“Even in situations where there is little concern that one may commit a sin, the proper course is to remain above any possible suspicion of misconduct.”
I have always grappled with how perception can become reality and one’s reputation can be ruined by half-truths or gossip. Let’s face it: gossip websites and tabloids are popular because people love to gain insight into the lives of the rich and famous and the more salacious the better. And if a powerful person has stumbled or is accused of something untoward and regardless of the truth, the piling on in these media sources become intense.
So, how does someone protect their reputation when it is human nature to jump to conclusions based on limited information? Certain professions in particular can be damaged by a loss of trust. This includes the professions that safeguard other people’s hard-earned money. The livelihood of those who work in these professions is based on trust and they are expected to behave with the upmost integrity. This was true of the priests who were responsible for collecting funds from the chamber in the Temple when it stood in Jerusalem.

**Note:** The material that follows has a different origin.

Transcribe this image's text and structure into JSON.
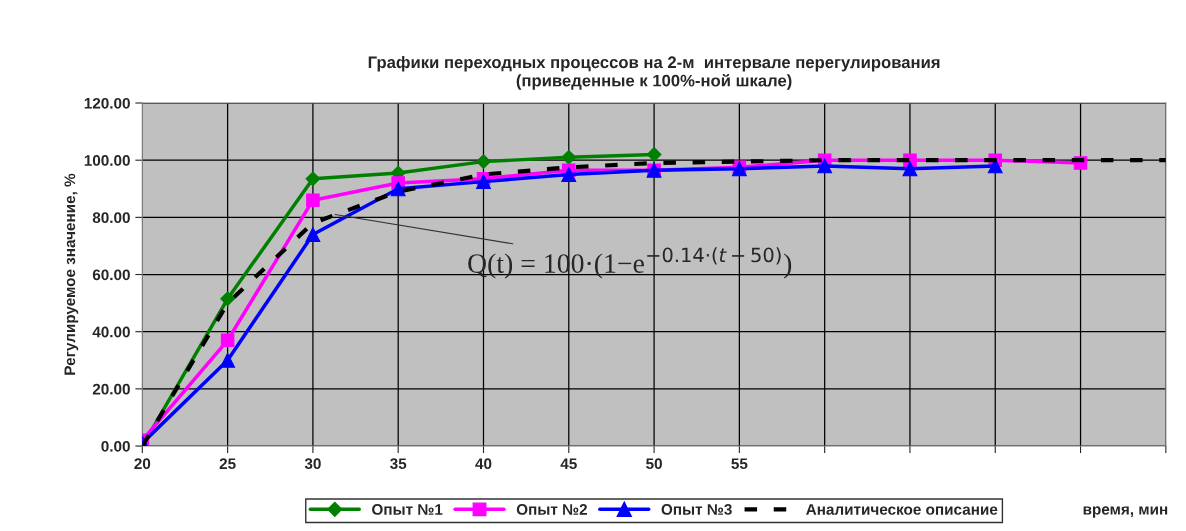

We are told that the priests were required to behave above suspicion, including giving the impression of suspicion. This is not the first time in the Talmud where we have come across the concept that outward appearance matters, and one must not just be above reproach but appear above reproach. This was a revelation for me, because we spent so much time in the first Tractate discussing the importance of intention. Later on in the Talmud, we were introduced to the idea that along with intention, appearances matter.
The notes in the Koren Talmud say that unlike other monetary matters that require at least two officers (and those in banking will be familiar with the four eyes principle), the priest entered the Temple chamber alone to collect the funds, which were stored in three baskets labelled alef, beit and gimmel respectively. (As an aside, because nothing is so straight-forward in the Talmud, Rabbi Yishmael said they were labeled with the Greek words, alfa, beta, gamma.) In order to avoid giving off the appearance that the priest who collected the funds would snatch a little for himself, we are told that he must not wear a cuffed garment, an amulet, phylacteries, or sandals or shoes. If I am reading this correctly, he was expected to enter the chamber barefoot.
We are told that there is concern for the priest’s integrity if the circumstances of his wealth changes. This is true of banking today, where a dramatic change in someone’s wealth can be a red flag of potential bad behavior. The Talmud tells us that if someone becomes poor, then he is under suspicion of stashing shekels away somewhere. If he becomes rich, then the speculation is that it is from stealing funds, “even though he did not actually do so.”
The Talmud provides practical advice to prevent someone from coming under unfound suspicion. God may know that the accused is innocent, but we are told “even though one should not suspect someone of stealing consecrated shekels, the one collecting the funds from the chamber must nevertheless take these precautions, as a person must appear justified before people just as he must appear justified before the Omnipresent.”
At the end of the day, regardless of one’s profession or status in life, all we have is our good name and reputation. Today’s Daf Yomi reading is a reminder that we must guard our good name and reputation above all else, because it is our most precious possession and it difficult to rehabilitate once it has been sullied. There is also the reminder through the words “one should not suspect someone of stealing…” that we need to have fact-based evidence before we speculate about another’s alleged transgressions.
I wrote in a previous blog about a man who asked for repentance after slandering the name of a certain Rabbi. When he attempted to repent before the Rabbi, he was told to tear apart a pillow and scatter its feathers to the wind. When he completed the task, he was told by the Rabbi to go back and collect all the feathers. When this man said that it was an impossible ask because the feathers had scattered to the wind, the Rabbi said that was the point of the exercise and once a person’s good name is tainted, the damage cannot be undone.
Perception becomes reality and it is difficult to take back bad words and expunge them from where they have been scattered. Today’s Daf Yomi is a reminder that once untruths are scattered to the wind, and along with them one’s name, they take on a life of their own and are difficult to retrieve.